Namun tentu, sejarah juga bisa berbelok. Tak ada yang tahu pasti apakah Djamari akan sekadar menjadi boneka simbolik atau justru mencoba membuktikan dirinya dengan mencatat legacy baru. Ia punya kesempatan untuk menunjukkan bahwa seorang jenderal tua pun bisa berpikir maju, mengutamakan demokrasi, dan menjaga hak-hak sipil. Tetapi publik berhak untuk skeptis, karena rekam jejak militer di kursi sipil jarang sekali memberi bukti yang meyakinkan.

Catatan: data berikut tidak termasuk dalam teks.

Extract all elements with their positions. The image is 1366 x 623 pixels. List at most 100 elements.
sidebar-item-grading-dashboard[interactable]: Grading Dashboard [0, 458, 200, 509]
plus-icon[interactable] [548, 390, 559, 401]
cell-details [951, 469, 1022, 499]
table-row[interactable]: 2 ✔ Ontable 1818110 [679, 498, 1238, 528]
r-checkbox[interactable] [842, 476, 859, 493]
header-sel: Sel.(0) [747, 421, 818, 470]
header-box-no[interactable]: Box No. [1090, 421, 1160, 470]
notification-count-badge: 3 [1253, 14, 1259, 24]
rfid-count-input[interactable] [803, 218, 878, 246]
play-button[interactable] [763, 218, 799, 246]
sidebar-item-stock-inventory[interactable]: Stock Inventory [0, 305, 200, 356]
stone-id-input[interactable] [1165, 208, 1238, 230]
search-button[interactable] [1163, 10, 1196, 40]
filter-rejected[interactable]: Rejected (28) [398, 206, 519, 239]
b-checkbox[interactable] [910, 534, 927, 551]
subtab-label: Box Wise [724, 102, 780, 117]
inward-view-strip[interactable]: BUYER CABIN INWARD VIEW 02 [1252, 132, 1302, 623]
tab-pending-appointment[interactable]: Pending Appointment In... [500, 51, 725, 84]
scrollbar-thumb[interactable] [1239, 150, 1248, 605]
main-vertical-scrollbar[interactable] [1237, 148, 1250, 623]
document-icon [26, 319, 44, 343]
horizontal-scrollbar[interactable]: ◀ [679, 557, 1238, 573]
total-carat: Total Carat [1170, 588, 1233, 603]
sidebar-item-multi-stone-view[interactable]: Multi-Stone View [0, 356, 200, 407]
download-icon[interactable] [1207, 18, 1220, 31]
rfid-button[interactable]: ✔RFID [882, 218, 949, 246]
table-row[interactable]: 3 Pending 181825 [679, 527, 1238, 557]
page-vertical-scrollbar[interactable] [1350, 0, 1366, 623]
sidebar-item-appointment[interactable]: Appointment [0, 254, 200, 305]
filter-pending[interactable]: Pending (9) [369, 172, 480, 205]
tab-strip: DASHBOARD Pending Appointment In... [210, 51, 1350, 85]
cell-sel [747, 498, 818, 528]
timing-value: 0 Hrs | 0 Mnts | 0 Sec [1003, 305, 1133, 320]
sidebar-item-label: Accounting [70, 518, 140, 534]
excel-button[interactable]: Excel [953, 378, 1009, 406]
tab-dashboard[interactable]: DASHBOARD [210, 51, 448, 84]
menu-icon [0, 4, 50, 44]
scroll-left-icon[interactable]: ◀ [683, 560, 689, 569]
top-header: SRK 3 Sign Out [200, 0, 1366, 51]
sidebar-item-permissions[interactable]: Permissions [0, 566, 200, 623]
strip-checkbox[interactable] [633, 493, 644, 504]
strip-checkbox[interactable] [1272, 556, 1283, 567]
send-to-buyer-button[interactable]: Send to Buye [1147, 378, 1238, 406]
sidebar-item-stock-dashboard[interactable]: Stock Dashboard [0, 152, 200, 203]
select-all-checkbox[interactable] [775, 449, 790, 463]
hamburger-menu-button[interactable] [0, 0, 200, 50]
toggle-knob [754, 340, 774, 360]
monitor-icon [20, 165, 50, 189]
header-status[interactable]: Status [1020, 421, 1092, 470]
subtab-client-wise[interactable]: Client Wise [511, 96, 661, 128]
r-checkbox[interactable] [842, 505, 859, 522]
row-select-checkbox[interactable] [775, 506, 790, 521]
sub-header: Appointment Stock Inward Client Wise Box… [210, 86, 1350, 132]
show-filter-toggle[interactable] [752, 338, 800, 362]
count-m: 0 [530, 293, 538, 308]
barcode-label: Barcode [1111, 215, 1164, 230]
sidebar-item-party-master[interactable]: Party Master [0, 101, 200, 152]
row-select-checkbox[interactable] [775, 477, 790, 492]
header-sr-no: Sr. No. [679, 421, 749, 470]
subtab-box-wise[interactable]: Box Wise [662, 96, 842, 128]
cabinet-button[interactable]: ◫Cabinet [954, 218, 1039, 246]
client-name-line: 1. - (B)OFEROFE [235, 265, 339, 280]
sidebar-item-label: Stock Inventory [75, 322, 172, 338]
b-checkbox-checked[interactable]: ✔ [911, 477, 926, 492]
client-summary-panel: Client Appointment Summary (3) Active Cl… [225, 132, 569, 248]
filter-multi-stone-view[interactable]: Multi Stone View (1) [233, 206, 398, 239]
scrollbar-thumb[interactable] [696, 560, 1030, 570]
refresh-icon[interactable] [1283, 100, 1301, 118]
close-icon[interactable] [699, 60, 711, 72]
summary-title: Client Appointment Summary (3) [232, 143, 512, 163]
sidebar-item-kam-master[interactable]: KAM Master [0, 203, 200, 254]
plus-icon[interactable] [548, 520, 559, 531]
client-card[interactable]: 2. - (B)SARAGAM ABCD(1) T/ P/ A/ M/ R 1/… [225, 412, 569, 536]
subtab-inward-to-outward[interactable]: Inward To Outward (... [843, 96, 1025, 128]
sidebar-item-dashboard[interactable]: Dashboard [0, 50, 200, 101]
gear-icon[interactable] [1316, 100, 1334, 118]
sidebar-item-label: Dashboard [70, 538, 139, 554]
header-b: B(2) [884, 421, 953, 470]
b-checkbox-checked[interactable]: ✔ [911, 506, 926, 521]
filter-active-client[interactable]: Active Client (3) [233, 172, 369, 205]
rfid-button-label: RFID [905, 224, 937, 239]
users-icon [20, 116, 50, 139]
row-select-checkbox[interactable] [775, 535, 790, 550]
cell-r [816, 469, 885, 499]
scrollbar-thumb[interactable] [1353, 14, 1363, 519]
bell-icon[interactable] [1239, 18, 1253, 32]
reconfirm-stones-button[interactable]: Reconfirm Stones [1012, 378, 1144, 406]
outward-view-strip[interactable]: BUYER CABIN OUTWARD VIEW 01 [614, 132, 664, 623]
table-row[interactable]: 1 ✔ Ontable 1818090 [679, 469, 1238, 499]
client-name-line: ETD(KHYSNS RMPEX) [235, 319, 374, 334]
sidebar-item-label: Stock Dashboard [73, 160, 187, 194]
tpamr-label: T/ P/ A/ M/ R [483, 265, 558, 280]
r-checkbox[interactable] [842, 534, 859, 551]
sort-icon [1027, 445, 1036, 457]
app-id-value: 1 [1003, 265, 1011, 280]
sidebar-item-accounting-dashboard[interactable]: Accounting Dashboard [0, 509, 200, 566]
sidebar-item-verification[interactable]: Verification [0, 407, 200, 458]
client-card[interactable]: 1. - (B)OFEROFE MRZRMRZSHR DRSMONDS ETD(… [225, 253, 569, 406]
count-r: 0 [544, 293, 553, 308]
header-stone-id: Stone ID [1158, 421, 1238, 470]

Yang jelas, bola kini ada di tangan rakyat. Demokrasi hanya bisa hidup bila rakyat terus bersuara, mengawasi, dan mengkritisi. Penunjukan Djamari Chaniago sebagai Menko Polkam boleh saja dipenuhi ironi, simbol, dan drama politik, tetapi jangan sampai rakyat larut dalam narasi elite. Di balik jargon rekonsiliasi dan stabilitas, ada risiko pengabaian terhadap suara rakyat. Karena itu, tugas utama publik adalah memastikan bahwa stabilitas yang dijanjikan benar-benar berpihak pada rakyat, bukan sekadar mengamankan kekuasaan.

Maka, penunjukan ini bukan sekadar soal siapa duduk di kursi Menko Polkam. Ia adalah cermin dari arah politik Indonesia ke depan. Apakah bangsa ini akan tetap melangkah di jalan demokrasi, ataukah akan tergelincir kembali ke bayang-bayang otoritarianisme yang dulu pernah menjeratnya? Jawaban dari pertanyaan itu tidak hanya ada di tangan Djamari atau Prabowo, melainkan di tangan seluruh rakyat yang berani menjaga nyala kritisisme. Sejarah masih terbuka, dan bangsa ini masih punya kesempatan untuk memastikan bahwa ironi politik tak berubah menjadi tragedi demokrasi.